Prêmio de juros do Brasil comprime 0,74 ponto percentual em seis meses
Diferencial entre Selic e Fed Funds recua enquanto fluxo cambial inverte de saída para entrada líquida.
A Selic meta em 18 de junho de 2026 está em 14,25% ao ano. O Fed Funds Effective Rate, divulgado pelo Federal Reserve, fechou em 3,63% ao ano em 1º de maio de 2026. O diferencial entre as duas taxas é de 10,62 pontos percentuais, o prêmio que o investidor estrangeiro ganha ao trazer dólar para aplicar em títulos brasileiros em vez de deixar o dinheiro nos Estados Unidos.
Este diferencial é o motor central do carry trade, a estratégia de captar recursos baratos em moeda forte no exterior e aplicá-los em ativos de maior rendimento no Brasil. O mecanismo funciona assim: o investidor toma emprestado dólares a juros baixos nos EUA, converte para reais, aplica em títulos públicos brasileiros que pagam a Selic, e embolsa a diferença. Quanto maior o prêmio de juros, mais atrativo fica trazer dólar para cá. Quando o diferencial se amplia, o fluxo cambial (saldo líquido de dólares contratados que entra ou sai do país) tende a se fortalecer no mês seguinte. Quando comprime, o incentivo arrefece.
Nos últimos seis meses, o diferencial recuou 0,74 ponto percentual. Seis meses antes, em meados de dezembro de 2025, o prêmio estava em 11,36 pontos percentuais. A compressão sinaliza enfraquecimento do carry trade como atrativo relativo. O movimento reflete tanto a trajetória de alta do Fed Funds nos Estados Unidos quanto a estabilização da Selic no Brasil. Quando o Banco Central americano sobe juros, o custo de captação em dólar aumenta. Quando o Banco Central brasileiro mantém a Selic estável ou sinaliza cortes futuros, o retorno esperado da aplicação em reais diminui. A combinação dos dois movimentos estreita o diferencial.
Simultaneamente, o fluxo cambial total em 1º de maio de 2026 foi de US$ 565,35 milhões, entrada líquida de dólares. A média dos seis meses anteriores havia sido de saída de US$ 992,22 milhões. A inversão do sinal, de negativo para positivo, ocorre em paralelo ao enfraquecimento do diferencial.
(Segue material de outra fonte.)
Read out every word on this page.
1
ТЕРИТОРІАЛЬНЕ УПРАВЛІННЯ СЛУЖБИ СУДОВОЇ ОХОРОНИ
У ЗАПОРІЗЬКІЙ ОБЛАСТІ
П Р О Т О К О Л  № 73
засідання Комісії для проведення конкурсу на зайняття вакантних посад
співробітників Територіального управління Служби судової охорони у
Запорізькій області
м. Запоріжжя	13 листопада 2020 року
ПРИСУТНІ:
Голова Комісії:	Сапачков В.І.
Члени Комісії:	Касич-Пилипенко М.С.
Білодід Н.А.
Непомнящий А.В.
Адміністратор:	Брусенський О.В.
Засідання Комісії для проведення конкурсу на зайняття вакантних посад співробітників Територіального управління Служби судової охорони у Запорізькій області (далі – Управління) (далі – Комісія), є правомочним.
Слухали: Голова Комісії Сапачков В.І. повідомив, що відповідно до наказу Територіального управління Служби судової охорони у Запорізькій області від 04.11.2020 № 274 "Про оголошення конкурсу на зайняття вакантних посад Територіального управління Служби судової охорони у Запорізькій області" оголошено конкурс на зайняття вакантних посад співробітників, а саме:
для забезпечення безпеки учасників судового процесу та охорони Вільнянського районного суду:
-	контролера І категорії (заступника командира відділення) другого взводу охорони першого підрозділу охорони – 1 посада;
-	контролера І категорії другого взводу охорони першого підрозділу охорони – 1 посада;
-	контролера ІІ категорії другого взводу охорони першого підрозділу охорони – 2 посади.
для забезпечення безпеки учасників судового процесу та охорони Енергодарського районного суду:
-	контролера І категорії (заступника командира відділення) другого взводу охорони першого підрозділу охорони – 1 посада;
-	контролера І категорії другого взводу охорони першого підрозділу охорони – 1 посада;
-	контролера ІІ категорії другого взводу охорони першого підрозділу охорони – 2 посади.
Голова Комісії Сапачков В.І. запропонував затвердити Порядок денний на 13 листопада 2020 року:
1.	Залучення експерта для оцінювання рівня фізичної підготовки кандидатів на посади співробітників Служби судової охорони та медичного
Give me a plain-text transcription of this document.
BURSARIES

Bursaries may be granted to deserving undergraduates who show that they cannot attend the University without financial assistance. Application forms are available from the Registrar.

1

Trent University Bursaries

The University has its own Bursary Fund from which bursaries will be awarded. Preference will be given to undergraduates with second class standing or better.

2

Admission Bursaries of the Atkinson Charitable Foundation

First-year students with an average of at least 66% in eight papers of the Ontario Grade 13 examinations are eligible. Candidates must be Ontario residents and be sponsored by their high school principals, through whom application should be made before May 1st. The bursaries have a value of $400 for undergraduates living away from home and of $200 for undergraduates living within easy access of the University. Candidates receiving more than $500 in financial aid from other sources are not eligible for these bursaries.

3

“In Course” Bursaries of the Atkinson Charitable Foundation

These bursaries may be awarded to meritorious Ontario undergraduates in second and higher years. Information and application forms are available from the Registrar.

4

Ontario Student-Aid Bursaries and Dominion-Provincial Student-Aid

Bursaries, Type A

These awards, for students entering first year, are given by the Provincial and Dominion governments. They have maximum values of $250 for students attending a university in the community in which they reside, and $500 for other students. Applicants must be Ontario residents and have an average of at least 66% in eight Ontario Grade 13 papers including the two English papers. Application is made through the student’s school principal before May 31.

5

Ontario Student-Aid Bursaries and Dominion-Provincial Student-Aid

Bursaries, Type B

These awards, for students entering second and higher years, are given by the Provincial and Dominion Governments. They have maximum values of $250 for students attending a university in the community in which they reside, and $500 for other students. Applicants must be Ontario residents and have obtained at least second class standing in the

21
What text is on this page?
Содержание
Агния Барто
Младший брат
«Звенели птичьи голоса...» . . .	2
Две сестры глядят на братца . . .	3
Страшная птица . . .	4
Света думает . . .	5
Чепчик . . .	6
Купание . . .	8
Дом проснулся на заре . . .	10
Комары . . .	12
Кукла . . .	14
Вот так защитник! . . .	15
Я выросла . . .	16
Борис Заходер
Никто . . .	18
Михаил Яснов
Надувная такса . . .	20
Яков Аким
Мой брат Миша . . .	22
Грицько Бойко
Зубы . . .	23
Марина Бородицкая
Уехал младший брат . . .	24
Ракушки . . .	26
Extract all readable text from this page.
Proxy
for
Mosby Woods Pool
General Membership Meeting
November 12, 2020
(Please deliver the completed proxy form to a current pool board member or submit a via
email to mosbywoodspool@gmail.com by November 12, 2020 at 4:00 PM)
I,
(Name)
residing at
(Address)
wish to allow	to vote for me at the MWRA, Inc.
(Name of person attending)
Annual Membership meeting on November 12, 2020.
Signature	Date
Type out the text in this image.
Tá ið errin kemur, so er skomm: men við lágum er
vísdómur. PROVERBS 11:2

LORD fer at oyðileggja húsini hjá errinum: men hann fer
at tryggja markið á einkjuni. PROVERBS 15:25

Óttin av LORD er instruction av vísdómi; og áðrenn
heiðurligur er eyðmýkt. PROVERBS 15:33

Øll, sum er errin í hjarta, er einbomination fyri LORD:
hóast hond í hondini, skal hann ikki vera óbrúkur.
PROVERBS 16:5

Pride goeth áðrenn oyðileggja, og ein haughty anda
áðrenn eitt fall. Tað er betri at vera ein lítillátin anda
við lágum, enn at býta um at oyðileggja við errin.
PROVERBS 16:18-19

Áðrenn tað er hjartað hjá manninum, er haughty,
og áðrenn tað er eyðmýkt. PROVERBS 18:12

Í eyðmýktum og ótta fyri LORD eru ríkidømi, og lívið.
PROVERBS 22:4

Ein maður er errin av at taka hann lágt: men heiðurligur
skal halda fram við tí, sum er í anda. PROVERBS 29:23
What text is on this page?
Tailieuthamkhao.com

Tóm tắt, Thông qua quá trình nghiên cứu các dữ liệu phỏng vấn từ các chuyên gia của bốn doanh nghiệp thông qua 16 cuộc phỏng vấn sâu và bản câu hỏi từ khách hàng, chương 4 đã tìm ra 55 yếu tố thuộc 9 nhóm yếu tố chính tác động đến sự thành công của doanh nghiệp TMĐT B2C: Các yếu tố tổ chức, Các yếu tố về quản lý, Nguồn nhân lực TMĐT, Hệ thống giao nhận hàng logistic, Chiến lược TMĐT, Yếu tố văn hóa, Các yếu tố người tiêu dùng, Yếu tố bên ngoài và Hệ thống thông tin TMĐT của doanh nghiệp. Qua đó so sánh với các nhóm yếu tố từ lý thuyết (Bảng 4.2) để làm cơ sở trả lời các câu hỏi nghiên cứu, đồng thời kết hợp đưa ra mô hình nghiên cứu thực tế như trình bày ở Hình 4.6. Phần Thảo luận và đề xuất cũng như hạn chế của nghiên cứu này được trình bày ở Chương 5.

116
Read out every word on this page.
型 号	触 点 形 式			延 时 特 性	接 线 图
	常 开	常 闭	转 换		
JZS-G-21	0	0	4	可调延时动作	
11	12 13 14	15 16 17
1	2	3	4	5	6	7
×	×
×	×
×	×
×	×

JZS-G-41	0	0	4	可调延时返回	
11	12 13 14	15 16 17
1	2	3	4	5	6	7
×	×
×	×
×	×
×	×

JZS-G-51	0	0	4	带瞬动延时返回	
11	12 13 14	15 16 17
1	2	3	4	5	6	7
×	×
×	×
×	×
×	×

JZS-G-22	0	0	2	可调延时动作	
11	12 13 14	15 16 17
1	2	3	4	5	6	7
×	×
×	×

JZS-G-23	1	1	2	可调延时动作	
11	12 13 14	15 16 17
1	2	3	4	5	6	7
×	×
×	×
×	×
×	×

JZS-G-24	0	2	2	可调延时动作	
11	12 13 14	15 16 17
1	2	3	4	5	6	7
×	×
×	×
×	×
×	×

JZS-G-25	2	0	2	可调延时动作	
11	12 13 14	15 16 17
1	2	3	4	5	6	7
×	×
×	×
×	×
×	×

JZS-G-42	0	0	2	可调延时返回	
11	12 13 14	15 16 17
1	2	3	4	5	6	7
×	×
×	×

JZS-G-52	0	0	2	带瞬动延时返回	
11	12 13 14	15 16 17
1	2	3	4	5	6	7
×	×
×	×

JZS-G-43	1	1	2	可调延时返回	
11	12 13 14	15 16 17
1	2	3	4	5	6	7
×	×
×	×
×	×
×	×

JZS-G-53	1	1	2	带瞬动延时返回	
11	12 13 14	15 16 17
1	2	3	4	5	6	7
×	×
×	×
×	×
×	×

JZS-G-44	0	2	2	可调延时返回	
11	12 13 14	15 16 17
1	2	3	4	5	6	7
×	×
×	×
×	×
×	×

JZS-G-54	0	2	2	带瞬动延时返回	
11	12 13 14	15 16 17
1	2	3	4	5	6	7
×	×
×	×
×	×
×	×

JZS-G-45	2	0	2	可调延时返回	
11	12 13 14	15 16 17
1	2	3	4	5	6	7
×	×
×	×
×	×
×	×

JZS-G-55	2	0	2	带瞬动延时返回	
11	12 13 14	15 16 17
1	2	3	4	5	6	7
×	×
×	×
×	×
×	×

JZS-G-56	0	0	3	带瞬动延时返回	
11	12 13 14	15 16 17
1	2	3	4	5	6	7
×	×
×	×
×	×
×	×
À primeira vista, parece contraintuitivo: o prêmio de juros diminui, mas o fluxo melhora. A explicação pode estar na dinâmica defasada do carry trade. Investidores que montaram posições quando o diferencial estava mais alto (acima de 11 pontos percentuais) podem estar mantendo essas posições mesmo com o prêmio menor, porque o custo de desfazê-las (hedge cambial, imposto, spread) ainda não compensa. Ao mesmo tempo, a redução de saídas pode indicar que investidores locais pararam de dolarizar patrimônio, movimento comum quando o diferencial de juros favorece aplicações em reais.
Mas há ressalva importante. O carry trade é apenas um dos motores do fluxo cambial. Risco-país, preços de commodities, sazonalidade (maio é mês atípico, com padrão próprio de hedge de exportadores que antecipam remessas de safra) e choques externos também pesam significativamente. A volatilidade mensal do fluxo é alta e dificulta isolamento do efeito puro do carry. Um mês isolado não confirma tendência. A leitura de que a compressão do diferencial antecede redução de saídas se sustenta apenas se não houver decisão de Copom ou FOMC entre maio e junho que altere o diferencial, se não houver choque externo agudo de aversão a risco que domine o fluxo independentemente do carry, e se o comportamento sazonal de junho ficar dentro do padrão histórico.
A leitura seria invalidada por mudança de Selic ou Fed Funds que amplie o diferencial novamente, por choque emergente que force saídas apesar do prêmio, ou por evento doméstico agudo que mude a percepção de risco-país. O dado mostra compressão real do incentivo de carry, mas não diz sozinho o que vai acontecer com o fluxo nos próximos pregões. Sinaliza apenas uma direção possível, condicionada a que nada mais mude no cenário. Para quem opera carry trade, o recuo do diferencial é sinal de que o retorno esperado da estratégia está menor. Para quem acompanha o mercado de câmbio, a inversão do fluxo sugere que a pressão vendedora sobre o real pode estar arrefecendo, mas a confirmação depende de dados dos meses seguintes.